Das Amt für Gewer­be­auf­sicht und Umwelt­schutz erteilte kürz­lich erneut Auf­la­gen, deren Umset­zung durch die Behörde nun auch kon­trol­liert wird. Tat­säch­lich wur­den die üppi­gen Müll­berge redu­ziert, Fel­der gesäu­bert und die Abfall­sä­cke mit Net­zen über­spannt. Die Netze, so Dittrich, seien aber so grob­ma­schig, dass die Krä­hen pro­blem­los mit den Schnä­beln an die Säcke kom­men. Das bestä­tigt auch Jagd­päch­ter Albert Gattung.

Im ver­gan­ge­nen Jahr hat er 100 Krä­hen geschos­sen: “Das bringt gar nichts. Es sind jetzt wie­der genauso viele.” Zudem haben sich geschützte Saat­krä­hen in den Schwarm gemischt, sodass der, zeit­lich ohne­hin begrenzt geneh­migte Abschuss, nahezu unmög­lich ist.

Der Emp­feh­lung aus dem Land­rats­amt, doch Uhu-Attrappen oder CD-Scheiben in den Plan­ta­gen auf­zu­hän­gen, steht Gat­tung skep­tisch gegen­über. “Die Krähe lernt schnell. Das hilft nur kurz­zei­tig.” Seit­dem die Ver­la­de­sta­tion da sei, habe man die Krä­hen­pro­ble­ma­tik die­ser Größe. “Vor­her nicht – da gab es höchs­tens zehn Krähenpaare.”

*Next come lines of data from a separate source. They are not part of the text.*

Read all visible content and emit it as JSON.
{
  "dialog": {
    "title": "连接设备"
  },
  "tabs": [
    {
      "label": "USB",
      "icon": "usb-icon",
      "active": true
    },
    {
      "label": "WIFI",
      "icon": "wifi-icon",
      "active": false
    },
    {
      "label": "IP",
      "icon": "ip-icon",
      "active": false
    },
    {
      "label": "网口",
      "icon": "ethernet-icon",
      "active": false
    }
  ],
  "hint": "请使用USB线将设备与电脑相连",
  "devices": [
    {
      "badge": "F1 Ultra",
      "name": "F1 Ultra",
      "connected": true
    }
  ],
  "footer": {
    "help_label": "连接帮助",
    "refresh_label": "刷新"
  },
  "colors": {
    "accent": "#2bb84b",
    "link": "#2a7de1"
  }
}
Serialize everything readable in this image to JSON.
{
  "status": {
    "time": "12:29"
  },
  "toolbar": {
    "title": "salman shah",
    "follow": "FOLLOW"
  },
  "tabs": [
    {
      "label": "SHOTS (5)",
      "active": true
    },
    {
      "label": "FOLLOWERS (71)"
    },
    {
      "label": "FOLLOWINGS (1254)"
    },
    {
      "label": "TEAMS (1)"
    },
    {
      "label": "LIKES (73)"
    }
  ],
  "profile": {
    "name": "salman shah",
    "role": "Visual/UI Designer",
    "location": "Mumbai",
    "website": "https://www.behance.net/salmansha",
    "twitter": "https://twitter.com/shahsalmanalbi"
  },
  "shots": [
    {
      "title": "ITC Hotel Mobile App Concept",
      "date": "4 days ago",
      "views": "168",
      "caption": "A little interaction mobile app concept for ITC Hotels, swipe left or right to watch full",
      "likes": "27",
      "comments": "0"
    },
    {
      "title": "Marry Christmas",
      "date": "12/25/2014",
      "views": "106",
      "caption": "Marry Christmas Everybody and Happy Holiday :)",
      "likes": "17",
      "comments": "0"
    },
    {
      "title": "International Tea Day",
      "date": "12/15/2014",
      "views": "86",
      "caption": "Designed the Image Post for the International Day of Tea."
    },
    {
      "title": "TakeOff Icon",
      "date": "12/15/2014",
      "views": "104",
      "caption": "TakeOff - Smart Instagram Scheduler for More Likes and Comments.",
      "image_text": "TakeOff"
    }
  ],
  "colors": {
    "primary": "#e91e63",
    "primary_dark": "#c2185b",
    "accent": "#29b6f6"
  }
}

Das Land­rats­amt sieht kei­nen Zusam­men­hang zwi­schen Müll­um­la­de­sta­tion und Krä­hen­schwarm. “Das sagen unsere Fach­leute von der Unte­ren Abfall­rechts­be­hörde”, teilte die stell­ver­tre­tende Kreis­spre­che­rin, Silke Hart­mann, auf Anfrage der RNZ mit. Andere Behör­den haben andere Erkennt­nisse. Die Lan­des­an­stalt für Umwelt, Mes­sun­gen und Natur­schutz Baden-Württemberg beschreibt auf ihrer Home­page aus­führ­lich den “Schutz von Fel­dern” vor Krä­hen durch akus­ti­sche Mit­tel. Darin heißt es auch: “Krä­hen, die es gewohnt sind, auf einer nahe­ge­le­ge­nen Müll­de­po­nie zu fres­sen, las­sen sich schlech­ter ver­trei­ben als Krä­hen ohne Depo­nie­bin­dung.” Dazu Jagd­päch­ter Gat­tung: “Die gehen hier nicht mehr weg. Solange die Umla­de­sta­tion da ist, sind die Krä­hen da.”

Inzwi­schen haben sich auch andere Land­wirte bei der RNZ gemel­det. Sie bestä­tig­ten große Schä­den an Obst und Gemüse durch die Raben­vö­gel. Zudem sei die Rat­ten­plage immens. Sie alle fra­gen sich, warum das Land­rats­amt als zustän­dige Fach­be­hörde die Geneh­mi­gung zum offe­nen Hand­ling des Sied­lungs­mülls in unmit­tel­ba­rer Nach­bar­schaft zu den bebau­ten Fel­dern erteilt hat. “Nach immis­si­ons­schutz­recht­li­chen Bedin­gun­gen lie­gen die Vor­aus­set­zun­gen für eine Umla­de­sta­tion vor”, erklärte Hartmann.

Für Dittrich keine befrie­di­gende Ant­wort. “Der Kreis hat durch die Geneh­mi­gung das Pro­blem geschaf­fen und die­sen Schwarm quasi gezüch­tet.” Hagel­schutz­netze über den drei betrof­fe­nen Plan­ta­gen wären wohl die ein­zige Lösung. Sol­che, die zugleich die Gefahr für klei­nere Vögel mini­mie­ren, sich zu ver­hed­dern. Für den Obst­bau­be­trieb Hauck stellt sich die Frage, wer ihm das bezahlt. Heute tref­fen sich Ver­tre­ter von Sita Deutsch­land aus Köln mit Dittrich zum Gespräch.